4 thoughts on “What do they call a president

  1. I read Malcolm years and years ago, and I forget the exact wording. Hell, I never thought I’d see an AA President in my lifetime anyway, but I’m certain they call a black president the same thing they’d call me: it starts with a “N” and ends with an “R”. The sickness that infects a person who can see no farther than a person’s skin color is like a Chevy—–it runs deep!

  2. I, too, hear racist talk, on an almost daily basis. I reside in rural Northern Michigan, where there are few people of color. Racist terminology can be so pervasive at times, I can hardly identify myself with white America. Yet, if you bring up some pro sports team, the mentioned ‘heroes’ are folk of another race. There seems to be little one can do when faced with bigotry, and if I hear any I simply do not acknowledge the comments, and add NOthing to the conversation, or step away.

  3. Obama’s stepping back from the fray at times in this administration has let the Right come out in full force and say the most awful things, and the right leadership has encouraged everyday conversations to deteriorate to stupid, slobbering bigotry.
    2012 is the year to call them on their evil actions against all not-extremely-wealthy Americans and particularly blacks and other minorities (WOMEN)they have abused.

  4. I don’t care what the hell color you are.
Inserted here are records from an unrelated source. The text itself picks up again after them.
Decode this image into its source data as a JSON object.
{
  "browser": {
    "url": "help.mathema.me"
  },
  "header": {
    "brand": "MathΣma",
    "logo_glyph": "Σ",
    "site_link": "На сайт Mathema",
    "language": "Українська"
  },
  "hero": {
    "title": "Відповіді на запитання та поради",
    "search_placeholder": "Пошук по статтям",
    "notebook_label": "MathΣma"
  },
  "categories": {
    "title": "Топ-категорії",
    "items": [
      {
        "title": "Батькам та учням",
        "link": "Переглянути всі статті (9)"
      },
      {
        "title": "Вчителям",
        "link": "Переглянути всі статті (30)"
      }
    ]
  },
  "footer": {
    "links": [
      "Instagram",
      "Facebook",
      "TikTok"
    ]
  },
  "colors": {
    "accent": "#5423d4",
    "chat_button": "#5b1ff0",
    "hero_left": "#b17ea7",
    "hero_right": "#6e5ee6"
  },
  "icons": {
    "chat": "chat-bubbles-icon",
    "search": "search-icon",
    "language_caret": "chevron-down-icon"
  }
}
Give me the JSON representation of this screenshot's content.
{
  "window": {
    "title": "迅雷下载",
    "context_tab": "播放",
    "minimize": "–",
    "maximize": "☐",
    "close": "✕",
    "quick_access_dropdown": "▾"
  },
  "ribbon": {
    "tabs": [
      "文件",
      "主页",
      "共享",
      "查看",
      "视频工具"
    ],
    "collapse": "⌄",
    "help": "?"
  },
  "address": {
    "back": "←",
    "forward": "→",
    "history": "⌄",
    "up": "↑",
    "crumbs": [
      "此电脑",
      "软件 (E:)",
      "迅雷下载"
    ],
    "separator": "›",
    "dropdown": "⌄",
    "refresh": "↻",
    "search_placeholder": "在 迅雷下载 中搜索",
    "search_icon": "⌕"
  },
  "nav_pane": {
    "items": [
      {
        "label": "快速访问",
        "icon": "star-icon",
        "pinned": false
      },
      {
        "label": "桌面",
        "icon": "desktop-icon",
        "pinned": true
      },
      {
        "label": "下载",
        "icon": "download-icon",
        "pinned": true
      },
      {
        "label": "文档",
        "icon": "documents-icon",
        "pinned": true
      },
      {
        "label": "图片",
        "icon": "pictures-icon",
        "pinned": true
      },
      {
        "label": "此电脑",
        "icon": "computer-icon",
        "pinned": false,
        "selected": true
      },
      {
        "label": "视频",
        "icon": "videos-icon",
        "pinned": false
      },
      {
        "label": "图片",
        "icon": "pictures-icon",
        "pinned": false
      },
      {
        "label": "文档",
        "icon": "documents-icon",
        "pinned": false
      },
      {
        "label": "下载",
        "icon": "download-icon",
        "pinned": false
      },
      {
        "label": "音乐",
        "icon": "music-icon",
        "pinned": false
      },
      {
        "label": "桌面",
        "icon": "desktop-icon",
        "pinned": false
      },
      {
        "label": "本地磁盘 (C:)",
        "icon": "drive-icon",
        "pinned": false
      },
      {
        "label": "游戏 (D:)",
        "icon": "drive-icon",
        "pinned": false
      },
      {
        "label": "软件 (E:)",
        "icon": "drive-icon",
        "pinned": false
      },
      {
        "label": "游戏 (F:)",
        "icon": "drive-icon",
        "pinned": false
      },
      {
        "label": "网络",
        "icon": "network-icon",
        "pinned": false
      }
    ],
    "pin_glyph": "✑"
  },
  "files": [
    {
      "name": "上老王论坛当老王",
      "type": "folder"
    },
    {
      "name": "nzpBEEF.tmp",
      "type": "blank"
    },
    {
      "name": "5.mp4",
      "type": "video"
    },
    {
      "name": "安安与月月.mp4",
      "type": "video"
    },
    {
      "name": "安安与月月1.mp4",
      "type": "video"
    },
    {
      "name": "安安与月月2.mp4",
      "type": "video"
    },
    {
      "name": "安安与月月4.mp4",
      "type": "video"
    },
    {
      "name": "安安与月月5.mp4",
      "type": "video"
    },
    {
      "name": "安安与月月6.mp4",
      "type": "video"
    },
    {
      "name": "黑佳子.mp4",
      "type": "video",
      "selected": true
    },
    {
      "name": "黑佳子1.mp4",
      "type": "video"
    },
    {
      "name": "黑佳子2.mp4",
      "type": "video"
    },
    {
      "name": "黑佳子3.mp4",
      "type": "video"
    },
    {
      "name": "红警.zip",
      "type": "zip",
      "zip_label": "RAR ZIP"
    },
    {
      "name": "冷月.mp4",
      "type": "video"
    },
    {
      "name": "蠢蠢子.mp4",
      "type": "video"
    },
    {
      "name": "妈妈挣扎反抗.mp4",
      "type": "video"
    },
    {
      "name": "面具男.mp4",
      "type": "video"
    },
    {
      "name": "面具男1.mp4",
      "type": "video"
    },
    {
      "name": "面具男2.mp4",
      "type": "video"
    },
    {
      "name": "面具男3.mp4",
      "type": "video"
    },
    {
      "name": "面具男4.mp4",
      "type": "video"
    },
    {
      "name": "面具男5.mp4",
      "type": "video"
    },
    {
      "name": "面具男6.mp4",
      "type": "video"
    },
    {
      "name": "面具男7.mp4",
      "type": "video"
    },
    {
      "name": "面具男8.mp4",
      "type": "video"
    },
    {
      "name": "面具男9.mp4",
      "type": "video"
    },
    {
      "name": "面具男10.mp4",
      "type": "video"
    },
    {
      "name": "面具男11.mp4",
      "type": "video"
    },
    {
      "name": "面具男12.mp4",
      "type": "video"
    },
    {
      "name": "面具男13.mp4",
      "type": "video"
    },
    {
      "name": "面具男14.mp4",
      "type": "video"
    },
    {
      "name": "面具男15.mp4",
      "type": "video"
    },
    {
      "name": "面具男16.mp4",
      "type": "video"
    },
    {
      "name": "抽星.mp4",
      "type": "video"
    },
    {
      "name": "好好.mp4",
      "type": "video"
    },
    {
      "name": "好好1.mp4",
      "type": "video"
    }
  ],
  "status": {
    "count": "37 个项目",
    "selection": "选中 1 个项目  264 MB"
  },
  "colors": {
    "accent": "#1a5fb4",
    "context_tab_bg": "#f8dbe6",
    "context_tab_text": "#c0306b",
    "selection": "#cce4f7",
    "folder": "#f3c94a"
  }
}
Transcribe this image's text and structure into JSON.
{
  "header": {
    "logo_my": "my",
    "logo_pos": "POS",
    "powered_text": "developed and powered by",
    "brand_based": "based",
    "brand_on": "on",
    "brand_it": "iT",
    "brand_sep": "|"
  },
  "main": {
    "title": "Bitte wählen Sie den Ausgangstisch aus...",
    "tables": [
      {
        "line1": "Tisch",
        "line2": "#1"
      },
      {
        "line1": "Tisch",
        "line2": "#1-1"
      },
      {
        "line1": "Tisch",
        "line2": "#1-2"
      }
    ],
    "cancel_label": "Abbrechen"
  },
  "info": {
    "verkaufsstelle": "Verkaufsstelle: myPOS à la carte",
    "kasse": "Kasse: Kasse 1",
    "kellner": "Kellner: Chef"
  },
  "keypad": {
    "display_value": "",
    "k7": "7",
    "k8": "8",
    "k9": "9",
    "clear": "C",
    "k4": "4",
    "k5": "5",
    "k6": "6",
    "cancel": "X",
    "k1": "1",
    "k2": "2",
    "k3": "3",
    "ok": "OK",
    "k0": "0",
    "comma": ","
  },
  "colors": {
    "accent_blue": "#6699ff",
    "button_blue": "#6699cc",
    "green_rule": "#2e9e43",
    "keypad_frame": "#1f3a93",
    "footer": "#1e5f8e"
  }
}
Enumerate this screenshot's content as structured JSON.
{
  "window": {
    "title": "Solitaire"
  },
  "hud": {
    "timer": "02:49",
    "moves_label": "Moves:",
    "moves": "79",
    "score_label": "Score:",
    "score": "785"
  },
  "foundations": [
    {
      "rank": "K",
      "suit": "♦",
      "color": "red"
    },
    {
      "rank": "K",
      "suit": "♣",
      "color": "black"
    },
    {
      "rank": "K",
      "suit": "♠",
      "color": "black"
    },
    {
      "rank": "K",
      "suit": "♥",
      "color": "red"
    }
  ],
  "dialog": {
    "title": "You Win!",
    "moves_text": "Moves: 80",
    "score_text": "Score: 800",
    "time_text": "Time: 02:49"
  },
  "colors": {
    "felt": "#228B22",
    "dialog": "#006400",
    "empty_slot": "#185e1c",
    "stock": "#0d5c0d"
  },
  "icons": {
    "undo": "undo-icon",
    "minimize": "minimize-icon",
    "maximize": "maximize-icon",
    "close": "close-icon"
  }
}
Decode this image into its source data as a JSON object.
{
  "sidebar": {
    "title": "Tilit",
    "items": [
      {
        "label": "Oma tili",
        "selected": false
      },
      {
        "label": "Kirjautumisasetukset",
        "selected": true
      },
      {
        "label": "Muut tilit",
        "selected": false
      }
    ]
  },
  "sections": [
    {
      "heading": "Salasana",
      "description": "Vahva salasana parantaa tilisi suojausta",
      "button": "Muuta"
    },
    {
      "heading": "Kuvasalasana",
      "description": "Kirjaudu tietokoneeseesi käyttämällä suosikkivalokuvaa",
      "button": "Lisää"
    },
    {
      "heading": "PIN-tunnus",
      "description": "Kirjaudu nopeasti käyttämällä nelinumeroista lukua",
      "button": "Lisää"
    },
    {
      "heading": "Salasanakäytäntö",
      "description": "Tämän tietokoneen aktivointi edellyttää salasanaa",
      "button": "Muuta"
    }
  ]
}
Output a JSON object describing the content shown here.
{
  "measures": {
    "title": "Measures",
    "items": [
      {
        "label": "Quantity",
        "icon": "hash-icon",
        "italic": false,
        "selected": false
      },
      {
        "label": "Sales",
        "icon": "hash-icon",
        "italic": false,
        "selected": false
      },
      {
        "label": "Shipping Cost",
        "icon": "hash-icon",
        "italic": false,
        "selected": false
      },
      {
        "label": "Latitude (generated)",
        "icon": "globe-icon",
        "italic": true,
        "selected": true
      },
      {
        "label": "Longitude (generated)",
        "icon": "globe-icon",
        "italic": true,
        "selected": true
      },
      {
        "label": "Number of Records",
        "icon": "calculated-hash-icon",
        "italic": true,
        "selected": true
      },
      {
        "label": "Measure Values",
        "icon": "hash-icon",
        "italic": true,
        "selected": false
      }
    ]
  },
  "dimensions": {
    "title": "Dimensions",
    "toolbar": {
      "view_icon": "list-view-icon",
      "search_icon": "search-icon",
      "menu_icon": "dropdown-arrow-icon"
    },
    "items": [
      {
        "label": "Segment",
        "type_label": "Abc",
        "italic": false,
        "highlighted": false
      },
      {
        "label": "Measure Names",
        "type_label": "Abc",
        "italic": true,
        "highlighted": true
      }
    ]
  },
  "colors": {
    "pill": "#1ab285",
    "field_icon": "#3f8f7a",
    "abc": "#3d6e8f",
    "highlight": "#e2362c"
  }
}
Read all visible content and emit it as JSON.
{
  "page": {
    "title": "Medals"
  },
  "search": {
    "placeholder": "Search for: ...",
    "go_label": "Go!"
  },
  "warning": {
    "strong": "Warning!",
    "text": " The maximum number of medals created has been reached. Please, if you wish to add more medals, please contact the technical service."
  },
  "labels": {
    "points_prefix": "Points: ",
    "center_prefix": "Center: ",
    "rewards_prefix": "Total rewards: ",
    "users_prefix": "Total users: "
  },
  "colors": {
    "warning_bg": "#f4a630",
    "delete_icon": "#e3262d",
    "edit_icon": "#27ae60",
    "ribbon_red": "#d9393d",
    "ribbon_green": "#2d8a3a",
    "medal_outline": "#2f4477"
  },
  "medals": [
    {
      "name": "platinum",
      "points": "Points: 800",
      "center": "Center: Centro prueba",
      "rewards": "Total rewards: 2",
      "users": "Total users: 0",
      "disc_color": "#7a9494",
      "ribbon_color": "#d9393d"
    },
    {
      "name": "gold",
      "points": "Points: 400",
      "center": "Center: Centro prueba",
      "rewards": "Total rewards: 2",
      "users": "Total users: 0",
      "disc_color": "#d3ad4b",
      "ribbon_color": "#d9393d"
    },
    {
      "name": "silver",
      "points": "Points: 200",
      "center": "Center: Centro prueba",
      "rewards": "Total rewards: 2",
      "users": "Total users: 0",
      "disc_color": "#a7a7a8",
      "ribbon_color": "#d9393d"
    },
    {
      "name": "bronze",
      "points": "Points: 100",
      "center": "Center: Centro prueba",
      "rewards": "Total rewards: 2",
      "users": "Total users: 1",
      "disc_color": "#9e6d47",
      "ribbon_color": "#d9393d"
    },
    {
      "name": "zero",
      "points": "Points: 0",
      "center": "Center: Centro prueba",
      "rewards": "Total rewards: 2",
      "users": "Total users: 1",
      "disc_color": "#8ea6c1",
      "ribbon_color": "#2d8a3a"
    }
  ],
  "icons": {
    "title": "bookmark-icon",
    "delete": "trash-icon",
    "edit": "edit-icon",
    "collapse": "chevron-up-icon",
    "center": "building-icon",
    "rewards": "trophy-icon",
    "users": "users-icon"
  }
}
I don’t have anything agaist you blacks except your never ending slave suffering days rants. I don’t hear jews talking about germany giving gas to their realatives,or asians or indians who were eradicated. Just the same old shit from blacks. other then that,I have no problems of any persons race,BUT, I will say this.Any person ,and I do mean any person of any race that would attempt to hurt any person in my family, I will skin you alive and hang you from my barn. All races should keep their people in check. Law breakers should be in jail. If our leaders don’t protect us, then we will protect ourselves.